The Wonderful World of Orchids
Orchids have an undeserved mystique. They are easily grown indoors by mimicking their growing conditions in the wild. Most are epiphytic and grow attached to trees.
By Debbie Colombo and Steffie Littlefield
(This article first appeared in The Gateway Gardener January/February 2016)
Orchids have an undeserved mystique. They are easily grown indoors by mimicking their growing conditions in the wild. Most are epiphytic and grow attached to trees. Orchids grow best in bright filtered light followed by a deep watering (afternoon thunderstorm). Higher humidity can be achieved by placing orchids together and on a pebble tray. Orchids that are root bound bloom more reliably. It’s easy to overwater orchids if they are put in too large a pot.
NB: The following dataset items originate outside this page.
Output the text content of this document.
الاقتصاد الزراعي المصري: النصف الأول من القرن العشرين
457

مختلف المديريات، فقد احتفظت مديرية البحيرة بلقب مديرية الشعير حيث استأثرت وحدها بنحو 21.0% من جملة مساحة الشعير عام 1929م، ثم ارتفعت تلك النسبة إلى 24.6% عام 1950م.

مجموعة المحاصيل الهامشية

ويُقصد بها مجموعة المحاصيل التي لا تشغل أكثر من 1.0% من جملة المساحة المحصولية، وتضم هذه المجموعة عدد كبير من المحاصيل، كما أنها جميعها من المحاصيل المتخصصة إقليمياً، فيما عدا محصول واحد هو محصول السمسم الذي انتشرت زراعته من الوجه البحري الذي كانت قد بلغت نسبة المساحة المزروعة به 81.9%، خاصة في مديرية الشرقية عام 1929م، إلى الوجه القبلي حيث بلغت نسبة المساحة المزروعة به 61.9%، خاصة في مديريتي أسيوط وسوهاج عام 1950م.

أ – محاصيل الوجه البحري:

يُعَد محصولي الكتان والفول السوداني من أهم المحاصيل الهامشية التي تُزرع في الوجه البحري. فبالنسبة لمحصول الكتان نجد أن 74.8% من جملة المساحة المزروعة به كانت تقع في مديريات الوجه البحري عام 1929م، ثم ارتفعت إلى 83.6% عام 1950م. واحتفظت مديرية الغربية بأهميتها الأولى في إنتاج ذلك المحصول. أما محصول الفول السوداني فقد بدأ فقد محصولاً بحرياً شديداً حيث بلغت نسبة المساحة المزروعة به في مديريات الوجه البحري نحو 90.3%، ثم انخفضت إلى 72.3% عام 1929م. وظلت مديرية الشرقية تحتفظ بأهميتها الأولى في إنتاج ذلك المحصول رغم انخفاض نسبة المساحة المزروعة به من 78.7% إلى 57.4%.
Watering should occur when the potting medium is thoroughly dry. (This is once a week for my orchids in a south window with temps in the 60s-low 70s). PLEASE do not water with ice cubes. Melted ice cubes will not give enough water to your orchid….and besides there are no ice cubes in the tropics. Water thoroughly until water pours out of the many holes of the orchid pots. Many successful growers fertilize every time they water but diluting the fertilizer from ½ to ¼ strength. Otherwise soak the orchids in diluted fertilizer every 3-4 weeks.
Orchids that are root bound bloom more reliably. It’s easy to overwater orchids is they are put in too large a pot. They should be repotted every few years or when the orchid mix has broken down. Remember to choose an orchid pot only slightly larger than the existing pot and don’t be afraid to tuck any adventitious roots (ones growing out of the soil) into the new soil.
Getting your orchid to set bud is dependent on the health of the plant, enough light and sometimes a fluctuation of 10 to 15 degrees between day and night temperatures. Some of the easiest types of orchids to grow in a home environment are Phalaenopsis (Moth Orchids), Dendrobium, Oncidium, and Paphiopedilum (Lady Slipper Orchids).
Phalaenopsis are called Moth Orchids because of their beautiful wide wing like structure, commonly in whites, lavenders and pale yellows. This is easiest orchid to keep blooming all year with many blooms developing on one spike. Can be planted in either a bark or moss mix.
Dendrobiums have tall spikes with large clusters of flowers in bright tropical colors.
Prefers to be root-bound, to initiate blooms reduce fertilizer and
grow in brighter location. Use bark soil mix.
Oncidiums are also known as dancing ladies with the longest lasting flowers. These beauties prefer more sun and a medium to fine fir bark potting mix.
Paphiopedilums are ground orchids, with botanical looking single flowers on short stems. Preferring shady damp locations, repot regularly in a fine bark medium and fertilize with a bonsai food (7-9-5).
Debbie Colombo has been with Garden Heights Nursery since its opening in 1996, and was in garden center management for 15 year prior to that. Steffie Littlefield is a horticulturist and garden designer at Garden Heights Nursery.